One of the more unexpected treats at this year’s Goodwood Revival was coming across a slice of French village life, authentic (of course) down to the smallest detail. It came with everything you would expect: a café, baguettes galore, gendarmes, boules in the dusty square, the obligatory Citroen Traction Avant, and – bicycles. Lots of bicycles. In fact even a bicycle shop: Bicyclette d’Aubigny.
Amid all the raging horsepower at this year’s Revival, pedal power was taking a place in the spotlight as never before, and with good reason: to mark the 100th running earlier in 2013 of the Tour de France road race. Ever since the first Tour took place in 1903 this legendary event has attracted heroic racers and passionate supporters in equal measure – a combination guaranteed to appeal to fans of motor sport as much as committed cyclists.
And so it proved, as our video capturing this so-very-Gallic highlight of this year’s Revival shows.

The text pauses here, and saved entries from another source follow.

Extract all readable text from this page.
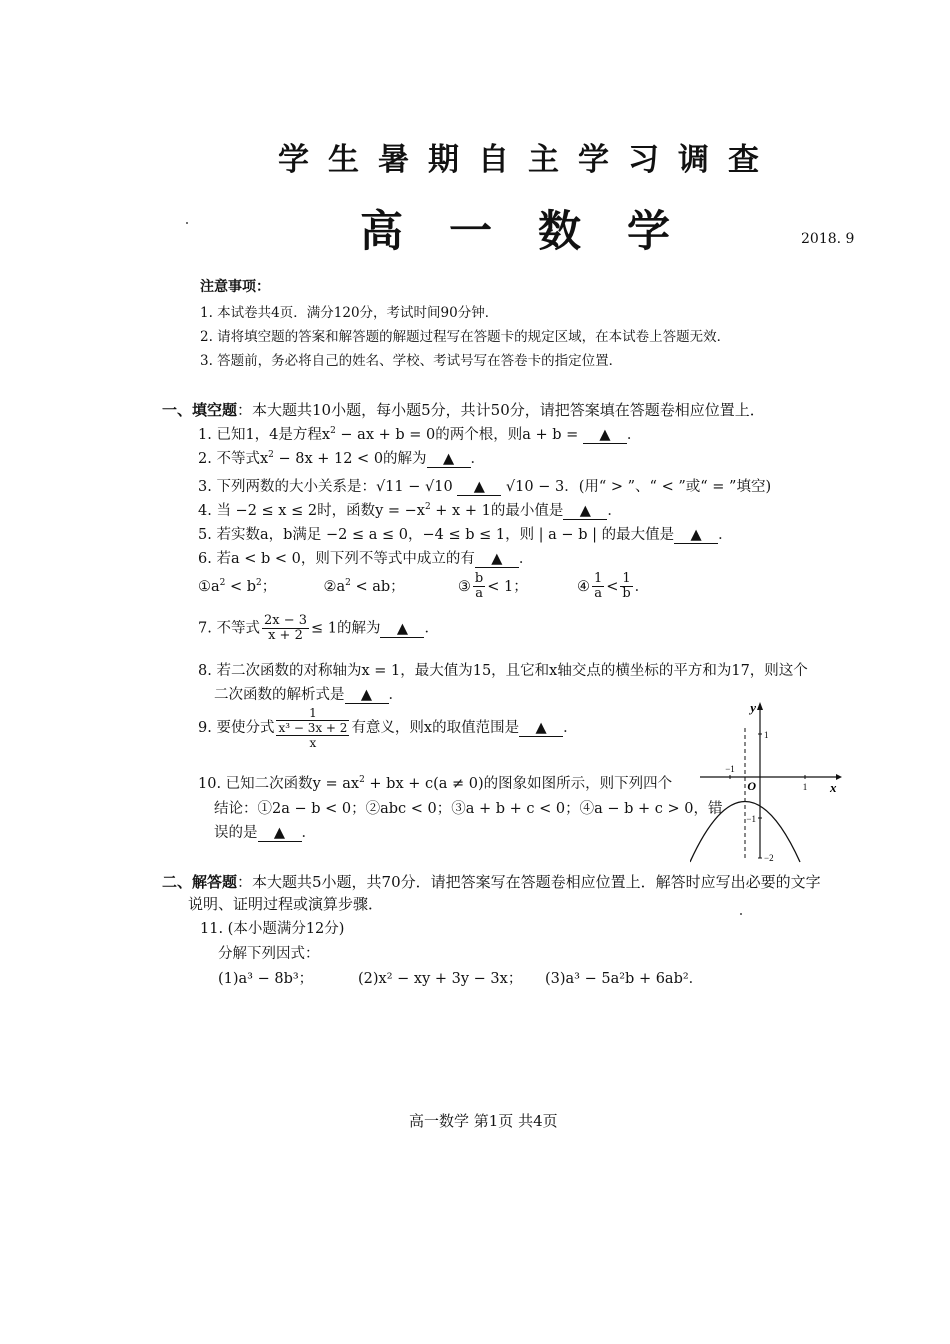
学生暑期自主学习调查
高一数学	2018. 9
注意事项：
1. 本试卷共4页．满分120分，考试时间90分钟．
2. 请将填空题的答案和解答题的解题过程写在答题卡的规定区域，在本试卷上答题无效．
3. 答题前，务必将自己的姓名、学校、考试号写在答卷卡的指定位置．
一、填空题：本大题共10小题，每小题5分，共计50分，请把答案填在答题卷相应位置上．
1. 已知1，4是方程$x^2$ − ax + b = 0的两个根，则a + b = ▲ ．
2. 不等式$x^2 - 8x + 12 < 0$的解为 ▲ ．
3. 下列两数的大小关系是：√11 − √10 ▲ √10 − 3．(用“ > ”、“ < ”或“ = ”填空)
4. 当 −2 ≤ x ≤ 2时，函数$y = -x^2 + x + 1$的最小值是 ▲ ．
5. 若实数a，b满足 −2 ≤ a ≤ 0，−4 ≤ b ≤ 1，则 | a − b | 的最大值是 ▲ ．
6. 若a < b < 0，则下列不等式中成立的有 ▲ ．
$①a^2 < b^2$；	$②a^2$ < ab；	③ $\frac{b}{a} < 1$；	④ $\frac{1}{a} < \frac{1}{b}$ ．
7. 不等式 $\frac{2x - 3}{x + 2} \le 1$的解为 ▲ ．
8. 若二次函数的对称轴为x = 1，最大值为15，且它和x轴交点的横坐标的平方和为17，则这个
二次函数的解析式是 ▲ ．
9. 要使分式 $\frac{1}{\frac{\text{x³ − 3x + 2}}{x}}$ 有意义，则x的取值范围是 ▲ ．
10. 已知二次函数$y = ax^2$ + bx + c(a ≠ 0)的图象如图所示，则下列四个
结论：①2a − b < 0；②abc < 0；③a + b + c < 0；④a − b + c > 0，错
误的是 ▲ ．
y
x
O
1
−1
−2
−1
1
二、解答题：本大题共5小题，共70分．请把答案写在答题卷相应位置上．解答时应写出必要的文字
说明、证明过程或演算步骤．
11. (本小题满分12分)
分解下列因式：
(1)a³ − 8b³；	(2)x² − xy + 3y − 3x； (3)a³ − 5a²b + 6ab²．
高一数学 第1页 共4页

The Aubigny square was packed with visitors taking a break from the racing GT40s and enjoying a uniquely French take on road racing over the years.

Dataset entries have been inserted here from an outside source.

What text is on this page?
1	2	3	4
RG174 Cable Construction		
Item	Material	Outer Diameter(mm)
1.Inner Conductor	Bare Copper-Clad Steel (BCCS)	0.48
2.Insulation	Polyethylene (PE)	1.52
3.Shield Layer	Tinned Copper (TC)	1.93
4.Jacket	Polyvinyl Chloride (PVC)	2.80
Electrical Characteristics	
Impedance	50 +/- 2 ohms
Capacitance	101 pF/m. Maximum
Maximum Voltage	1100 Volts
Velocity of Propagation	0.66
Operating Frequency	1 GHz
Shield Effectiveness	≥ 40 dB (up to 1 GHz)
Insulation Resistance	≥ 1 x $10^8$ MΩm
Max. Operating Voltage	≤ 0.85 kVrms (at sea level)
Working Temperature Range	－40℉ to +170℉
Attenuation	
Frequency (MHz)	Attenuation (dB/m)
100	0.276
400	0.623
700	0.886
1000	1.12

Tim Gunn, normally of the Old Bicycle Showroom but keeper of the Bicyclette d’Aubigny for the big weekend, is our chief guide for this whirlwind ride through Tour de France history. Along with fellow enthusiasts we hear how difficult the turn of the century bikes were to ride (no brakes!), and how they developed into sleek racing machines like the 1960s Rossignoli on which Sir Chris Hoy led out the parade of riders for demonstration laps around the Motor Circuit.
What the racers rode, what they wore – woollen shorts anyone? – what sustained them (often beer and cigarettes) and how you can still find Tour de France-style bicycles lurking unloved in French barns today all come together in our exclusive video. Pedal power at Goodwood? Bien sûr!